这样做效率不高,Leecode-cn 上显示执行用时在后10%,也太对不起该题的难度。这种解法存在太多的出入栈,考虑到式子只包含加减和括号,可以有新的思路:把减号当作后一个数字的符号,这样整个运算就变成了加法运算。
以不包含括号的情形为例:

  1. 遇到数字,赋给操作数num,作为操作数--这里需要注意连续数字的情况处理
  2. 遇到+/-,先把当前的num和符号位sign运算后,加到结果result上;保存sign并置num为0

如果存在括号,那么就要去括号,求出下一个数字的符号,比如:

1-(2-3) => 1-2+3

而要做到这一点,需要用到一个栈,遇到左括号时,把当前的符号为入栈,括号内的数字通过栈顶和当前符号位来确定正负。

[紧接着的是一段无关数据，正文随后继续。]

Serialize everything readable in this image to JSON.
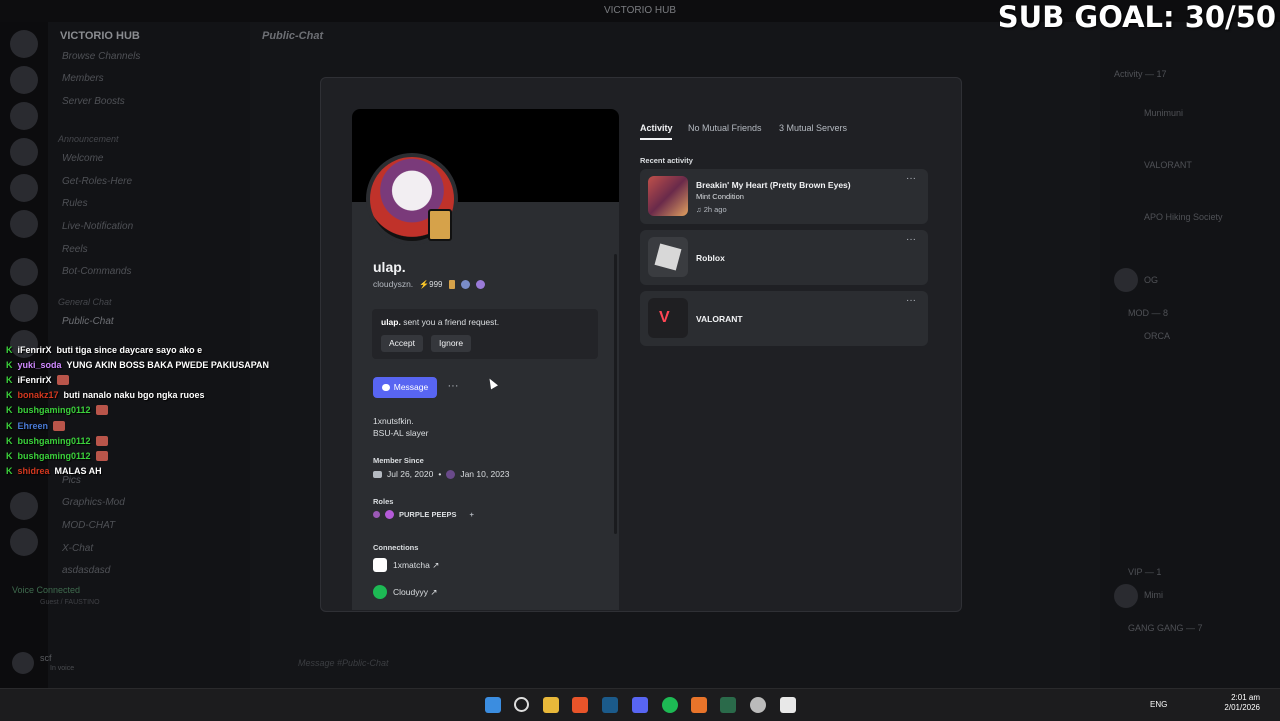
{
  "window": {
    "title": "VICTORIO HUB"
  },
  "overlay": {
    "sub_goal": "SUB GOAL: 30/50",
    "chat": [
      {
        "user": "iFenrirX",
        "color": "#ffffff",
        "text": "buti tiga since daycare sayo ako e"
      },
      {
        "user": "yuki_soda",
        "color": "#d08aff",
        "text": "YUNG AKIN BOSS BAKA PWEDE PAKIUSAPAN"
      },
      {
        "user": "iFenrirX",
        "color": "#ffffff",
        "text": ""
      },
      {
        "user": "bonakz17",
        "color": "#d4381f",
        "text": "buti nanalo naku bgo ngka ruoes"
      },
      {
        "user": "bushgaming0112",
        "color": "#3bd13b",
        "text": ""
      },
      {
        "user": "Ehreen",
        "color": "#4a7bd6",
        "text": ""
      },
      {
        "user": "bushgaming0112",
        "color": "#3bd13b",
        "text": ""
      },
      {
        "user": "bushgaming0112",
        "color": "#3bd13b",
        "text": ""
      },
      {
        "user": "shidrea",
        "color": "#d4381f",
        "text": "MALAS AH"
      }
    ]
  },
  "server": {
    "name": "VICTORIO HUB",
    "channels": [
      {
        "label": "Browse Channels",
        "top": 0
      },
      {
        "label": "Members",
        "top": 0
      },
      {
        "label": "Server Boosts",
        "top": 0
      }
    ],
    "category_announcement": "Announcement",
    "announce_channels": [
      "Welcome",
      "Get-Roles-Here",
      "Rules",
      "Live-Notification",
      "Reels",
      "Bot-Commands"
    ],
    "category_general": "General Chat",
    "general_channels": [
      "Public-Chat"
    ],
    "lower_channels": [
      "Pics",
      "Graphics-Mod",
      "MOD-CHAT",
      "X-Chat",
      "asdasdasd"
    ],
    "voice_status": "Voice Connected",
    "voice_sub": "Guest / FAUSTINO",
    "user_name": "scf",
    "user_status": "In voice"
  },
  "chat_header": "Public-Chat",
  "chat_input_placeholder": "Message #Public-Chat",
  "members": {
    "activity_header": "Activity — 17",
    "entries": [
      "Munimuni",
      "VALORANT",
      "APO Hiking Society",
      "OG",
      "ORCA",
      "MOD — 8",
      "VIP — 1",
      "Mimi",
      "GANG GANG — 7"
    ]
  },
  "profile": {
    "display_name": "ulap.",
    "username": "cloudyszn.",
    "badge_text": "999",
    "friend_request_user": "ulap.",
    "friend_request_text": " sent you a friend request.",
    "accept": "Accept",
    "ignore": "Ignore",
    "message": "Message",
    "more": "···",
    "bio_line1": "1xnutsfkin.",
    "bio_line2": "BSU-AL slayer",
    "member_since_h": "Member Since",
    "date_discord": "Jul 26, 2020",
    "date_server": "Jan 10, 2023",
    "roles_h": "Roles",
    "role": "PURPLE PEEPS",
    "connections_h": "Connections",
    "connections": [
      {
        "name": "1xmatcha ↗",
        "color": "#ffffff"
      },
      {
        "name": "Cloudyyy ↗",
        "color": "#1db954"
      }
    ]
  },
  "tabs": [
    {
      "label": "Activity",
      "active": true
    },
    {
      "label": "No Mutual Friends",
      "active": false
    },
    {
      "label": "3 Mutual Servers",
      "active": false
    }
  ],
  "recent_activity_h": "Recent activity",
  "activities": [
    {
      "title": "Breakin' My Heart (Pretty Brown Eyes)",
      "sub": "Mint Condition",
      "time": "♫ 2h ago",
      "icon_color": "#8a3a3a"
    },
    {
      "title": "Roblox",
      "sub": "",
      "time": "",
      "icon_color": "#3a3c40"
    },
    {
      "title": "VALORANT",
      "sub": "",
      "time": "",
      "icon_color": "#1f1f22"
    }
  ],
  "taskbar": {
    "lang": "ENG",
    "time": "2:01 am",
    "date": "2/01/2026"
  }
}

完整的流程:

  1. 遇到左括号,将当前sign压栈
  2. 遇到右括号,弹出栈
  3. 遇到数字,赋给num--同样注意连续数字的情况处理
  4. 遇到+/-,先把当前的num和sign运算后,加到result上;保存sign:当前的sign为下一个操作数准备,需要当前操作符和栈顶操作符共同确定sign值,并置num为0

代码实现:

class Solution {
    func calculate(_ s: String) -> Int {
        let operatorStack = ZZHStack<Int>()
        var result = 0
        var operands = 0
        var sign = 1
        operatorStack.push(value: sign)
        for ch in s {
            switch ch {
            case "(":
                operatorStack.push(value: sign)
            case ")":
                operatorStack.pop()
            case "+", "-":
                result = result + sign * operands
                sign = ((ch == "+") ? 1 : -1) * operatorStack.peek()!
                operands = 0
            case " ":
                continue
            default:
                operands = operands * 10 + ch.wholeNumberValue!

            }
        } 
        return result + sign * operands
    }
}